Survey: 58% will share personal data under the right circumstances
Another day, another survey on consumer privacy. And like many of the others, a new survey (.pdf) from Acxiom and trade group DMA seeks to put a positive spin on mixed results.
The big takeaway is that most US consumers are so-called “data pragmatists” who will trade personal information for certain incentives or benefits under the right circumstances. This is more true for millennials than other groups.
The finding is nothing new and is consistent with many dozens of similar surveys that have been conducted over roughly a decade. What’s new here is the context; it comes in the wake of data breaches and scandals (see Cambridge Analytica) and the recent implementation of GDPR.
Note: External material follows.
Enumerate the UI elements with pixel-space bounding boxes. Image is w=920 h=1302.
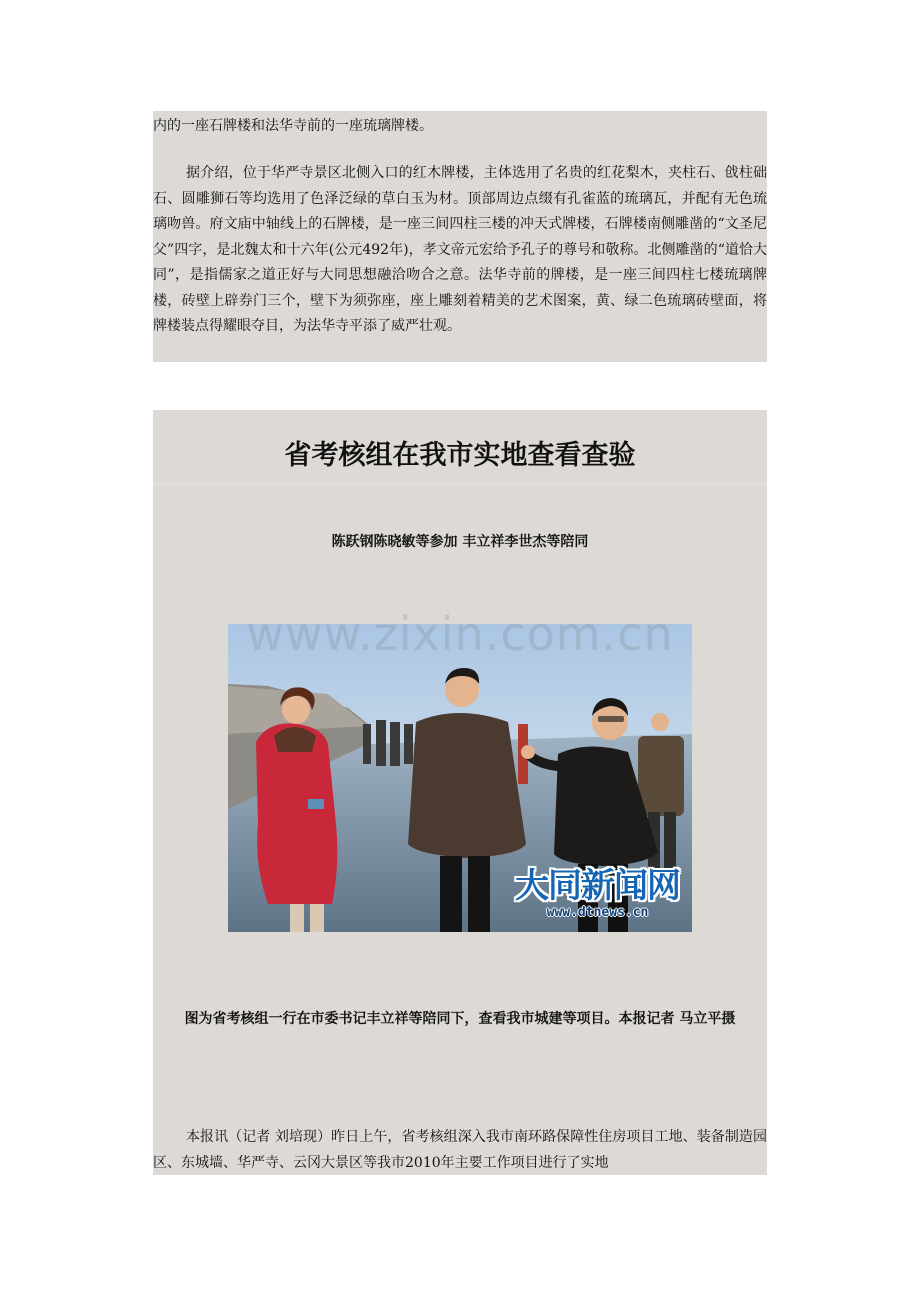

As mentioned, marketers and ad purveyors can take some comfort in the finding that a majority of Americans are either “unconcerned” (18 percent) or “pragmatists” (58 percent) when it comes to use of their personal data. Only 24 percent are “fundamentalists,” defined as those “unwilling to provide personal information even in return for service enhancement.”
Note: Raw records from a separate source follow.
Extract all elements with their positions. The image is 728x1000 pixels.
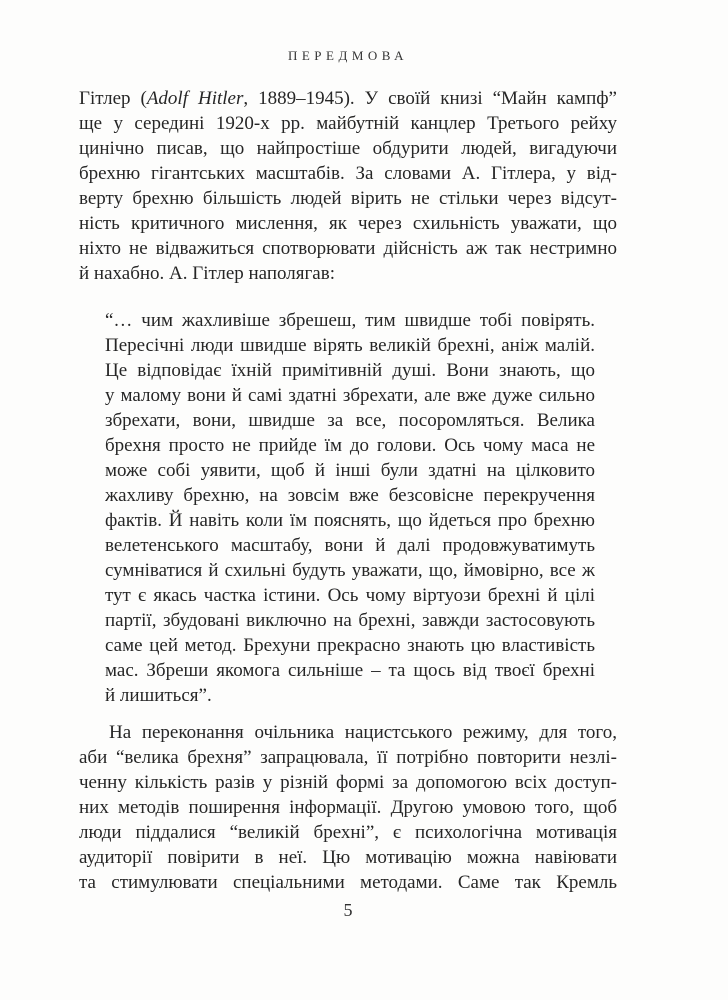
text-line: ніхто не відважиться спотворювати дійсність аж так нестримно (79, 238, 617, 259)
paragraph-big-lie (79, 720, 617, 895)
text-line: тут є якась частка істини. Ось чому віртуози брехні й цілі (105, 585, 595, 606)
text-line: може собі уявити, щоб й інші були здатні на цілковито (105, 460, 595, 481)
text-line: люди піддалися “великій брехні”, є психологічна мотивація (79, 822, 617, 843)
text-line: них методів поширення інформації. Другою умовою того, щоб (79, 797, 617, 818)
text-line: збрехати, вони, швидше за все, посоромляться. Велика (105, 410, 595, 431)
text-line: ченну кількість разів у різній формі за допомогою всіх доступ- (79, 772, 617, 793)
paragraph-intro (79, 86, 617, 286)
italic-latin-name: Adolf Hitler (146, 88, 244, 109)
text-line: Це відповідає їхній примітивній душі. Вони знають, що (105, 360, 595, 381)
text-line: та стимулювати спеціальними методами. Саме так Кремль (79, 872, 617, 893)
text-line: й нахабно. А. Гітлер наполягав: (79, 263, 335, 284)
text-line: брехня просто не прийде їм до голови. Ось чому маса не (105, 435, 595, 456)
text-line: На переконання очільника нацистського режиму, для того, (109, 722, 617, 743)
text-line: у малому вони й самі здатні збрехати, але вже дуже сильно (105, 385, 595, 406)
text-line: велетенського масштабу, вони й далі продовжуватимуть (105, 535, 595, 556)
text-line: аудиторії повірити в неї. Цю мотивацію можна навіювати (79, 847, 617, 868)
text-line: мас. Збреши якомога сильніше – та щось від твоєї брехні (105, 660, 595, 681)
text-line: ще у середині 1920-х рр. майбутній канцлер Третього рейху (79, 113, 617, 134)
text-line: Пересічні люди швидше вірять великій брехні, аніж малій. (105, 335, 595, 356)
text-line: сумніватися й схильні будуть уважати, що, ймовірно, все ж (105, 560, 595, 581)
text-line: й лишиться”. (105, 685, 212, 706)
hitler-quote-block (105, 308, 595, 708)
text-line: “… чим жахливіше збрешеш, тим швидше тобі повірять. (105, 310, 595, 331)
text-line: ність критичного мислення, як через схильність уважати, що (79, 213, 617, 234)
text-line: партії, збудовані виключно на брехні, завжди застосовують (105, 610, 595, 631)
text-line: фактів. Й навіть коли їм пояснять, що йдеться про брехню (105, 510, 595, 531)
text-line: жахливу брехню, на зовсім вже безсовісне перекручення (105, 485, 595, 506)
text-line: саме цей метод. Брехуни прекрасно знають цю властивість (105, 635, 595, 656)
text-line: брехню гігантських масштабів. За словами А. Гітлера, у від- (79, 163, 617, 184)
page-number: 5 (343, 900, 353, 920)
text-line: верту брехню більшість людей вірить не стільки через відсут- (79, 188, 617, 209)
text-line: аби “велика брехня” запрацювала, її потрібно повторити незлі- (79, 747, 617, 768)
text-line: цинічно писав, що найпростіше обдурити людей, вигадуючи (79, 138, 617, 159)
text-line: Гітлер (Adolf Hitler, 1889–1945). У своїй книзі “Майн кампф” (79, 88, 617, 109)
chapter-heading: ПЕРЕДМОВА (287, 48, 409, 63)
page-body (79, 86, 617, 895)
Pragmatists are defined as a group that “will make trade-offs on a case-by-case basis as to whether the service or enhancement of service offered is worth the information requested.” The most basic example is someone willing to share location for map directions. There’s a clear value exchange. Another example is someone willing to provide an email address to receive a 10-percent-off coupon or to gain early access to sales information on a retail website.
The survey also found that respondents were more aware that their data were being collected than in previous years. This is a neutral finding. However, there appeared to be a general openness to “data sharing”:
- 62 percent of American consumers believe that sharing data and personal information online is part of the modern economy.
- Just over two in five consumers in the United States agree that sharing data is essential for the smooth running of society.
- Just over half of consumers indicate that they are happy with the amount of personal data they provide to companies these days.
All these numbers are higher for millennials.
The finding immediately above — about consumers’ comfort level with data sharing — is reflective of the subjective, half-full/half-empty nature of this discussion. Depending on your spin, “less than 50 percent” or “nearly 50 percent” of consumers were more comfortable sharing more data today than they were in the past.